The model is first trained on the well-known [Crowd Human](https://www.crowdhuman.org/) dataset. This dataset helps the model learn the basic features needed to detect human bodies and heads in images effectively.

Note: This training process is optimized to run on Google Colab with GPU support, which significantly speeds up the computations.

In [None]:
# Install the library with YOLO models
%pip install ultralytics

In [None]:
from ultralytics import settings, YOLO
settings.update({"wandb": False})

# Load a COCO-pretrained YOLO11n model
model = YOLO("yolo11n.pt")

# Train the model on the Crown Human dataset for 100 epochs
model.train(
    data="/content/drive/MyDrive/crowd_human/data.yaml", # Path to the dataset configuration file in YAML format
    project="/content/drive/MyDrive/crowd_human/runs",   # Directory to save training results and logs
    epochs=100,                                          # Number of training epochs
    batch=16,                                            # Batch size for training
    imgsz=640,                                           # Input image size (width and height)
    device=0,                                            # GPU device ID (use 0 for the first GPU, or 'cpu' for CPU training)
    save=True,                                           # Whether to save the trained model and checkpoints
)

# Fine-Tuning on Custom Dataset

The next step is to fine-tune the model using a custom-labeled dataset obtained from original museum videos. This process is necessary to address several challenges:

1. Background: The museum environment contains numerous statues and exhibits that the pre-trained model frequently misclassifies as human beings.
2. Site Conditions: The museum videos have distinctive camera angles and lighting conditions that are not adequately represented in the Crowd Human dataset, necessitating adaptation.
3. Crowd Densities: The model needs to see the museum-specific crowd densities to improve its prediction confidence and accuracy.

The custom dataset comprises 230 images, split into 220 images for training and 10 images for validation. Given the small size of the dataset, the validation set has been handcrafted to include both trivial and non-trivial scenarios:

- Trivial Scenarios: All human beings in the room are fully visible.
- Non-Trivial Scenarios Some human beings are partially obscured (either by other visitors or by exhibition items) requiring the model to handle occlusions effectively.
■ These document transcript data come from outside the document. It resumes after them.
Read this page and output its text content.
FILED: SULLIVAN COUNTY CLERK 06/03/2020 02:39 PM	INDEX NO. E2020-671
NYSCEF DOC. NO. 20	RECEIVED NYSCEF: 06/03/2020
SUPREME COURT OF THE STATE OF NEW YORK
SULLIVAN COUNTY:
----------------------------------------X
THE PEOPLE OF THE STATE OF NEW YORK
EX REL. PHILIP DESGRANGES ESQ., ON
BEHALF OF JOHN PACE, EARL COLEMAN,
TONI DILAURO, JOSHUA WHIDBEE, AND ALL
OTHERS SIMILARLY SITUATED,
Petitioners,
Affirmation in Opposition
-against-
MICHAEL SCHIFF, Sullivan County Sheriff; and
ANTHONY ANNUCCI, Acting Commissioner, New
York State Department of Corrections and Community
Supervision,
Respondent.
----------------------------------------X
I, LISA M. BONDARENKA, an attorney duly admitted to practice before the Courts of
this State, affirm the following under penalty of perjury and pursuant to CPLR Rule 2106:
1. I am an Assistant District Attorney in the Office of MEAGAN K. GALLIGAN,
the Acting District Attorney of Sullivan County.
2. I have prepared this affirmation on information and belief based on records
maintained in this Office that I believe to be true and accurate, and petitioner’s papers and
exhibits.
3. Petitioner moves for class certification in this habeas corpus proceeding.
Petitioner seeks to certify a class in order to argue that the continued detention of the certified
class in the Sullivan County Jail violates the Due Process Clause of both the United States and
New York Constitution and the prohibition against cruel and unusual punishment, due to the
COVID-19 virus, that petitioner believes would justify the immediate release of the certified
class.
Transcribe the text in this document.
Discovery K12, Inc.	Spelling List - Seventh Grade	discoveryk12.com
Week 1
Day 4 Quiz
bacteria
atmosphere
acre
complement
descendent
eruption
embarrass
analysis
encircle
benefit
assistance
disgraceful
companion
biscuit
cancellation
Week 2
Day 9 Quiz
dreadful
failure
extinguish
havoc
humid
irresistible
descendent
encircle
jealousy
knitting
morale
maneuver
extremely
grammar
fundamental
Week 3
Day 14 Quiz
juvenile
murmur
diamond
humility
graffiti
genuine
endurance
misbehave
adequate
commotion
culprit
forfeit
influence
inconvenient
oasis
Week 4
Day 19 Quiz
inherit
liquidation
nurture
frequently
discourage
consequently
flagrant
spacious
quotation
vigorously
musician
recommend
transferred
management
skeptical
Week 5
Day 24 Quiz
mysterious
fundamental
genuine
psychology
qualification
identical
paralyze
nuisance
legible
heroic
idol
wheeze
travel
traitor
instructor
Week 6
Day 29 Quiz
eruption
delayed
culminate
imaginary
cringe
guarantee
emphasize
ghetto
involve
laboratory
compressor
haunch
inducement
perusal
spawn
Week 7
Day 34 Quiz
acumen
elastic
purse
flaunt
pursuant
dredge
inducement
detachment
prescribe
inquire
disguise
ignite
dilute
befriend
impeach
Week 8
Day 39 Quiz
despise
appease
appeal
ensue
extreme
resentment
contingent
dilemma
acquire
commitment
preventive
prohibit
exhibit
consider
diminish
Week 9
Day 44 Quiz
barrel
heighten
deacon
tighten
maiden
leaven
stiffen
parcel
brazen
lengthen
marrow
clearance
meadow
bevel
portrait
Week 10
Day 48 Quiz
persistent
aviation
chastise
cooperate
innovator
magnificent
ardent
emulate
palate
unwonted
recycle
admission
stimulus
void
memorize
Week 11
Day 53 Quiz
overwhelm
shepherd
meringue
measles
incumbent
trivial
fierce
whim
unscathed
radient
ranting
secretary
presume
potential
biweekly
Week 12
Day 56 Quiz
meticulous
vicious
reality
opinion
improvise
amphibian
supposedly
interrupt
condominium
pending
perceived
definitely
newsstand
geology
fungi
The fine-tuning process ensures the model adapts to the nuances of the museum environment. 

In [None]:
from ultralytics import settings, YOLO
settings.update({"wandb": False})

# Load the best weights from the Crown Human training session
model = YOLO("/content/drive/MyDrive/crowd_human/runs/train/weights/best.pt")

model.train(
    data="/content/drive/MyDrive/museum_human/data.yaml", # Path to the dataset configuration file in YAML format
    project="/content/drive/MyDrive/museum_human/runs",   # Directory to save training results and logs
    epochs=100,                                           # Number of training epochs
    batch=16,                                             # Batch size for training
    imgsz=960,                                            # Input image size (width and height)
    device=0,                                             # GPU device ID (use 0 for the first GPU, or 'cpu' for CPU training)
    save=True,                                            # Whether to save the trained model and checkpoints
)

# Results

The model performed well on key object detection metrics:

- mAP50: 0.986  
  Indicates excellent detection accuracy with minimal localization errors.  

- mAP50-95: 0.757  
  Shows good detection accuracy even under stricter IoU thresholds.  

- Box Precision: 0.95  
  Reflects strong agreement between predicted boxes and ground truth boxes.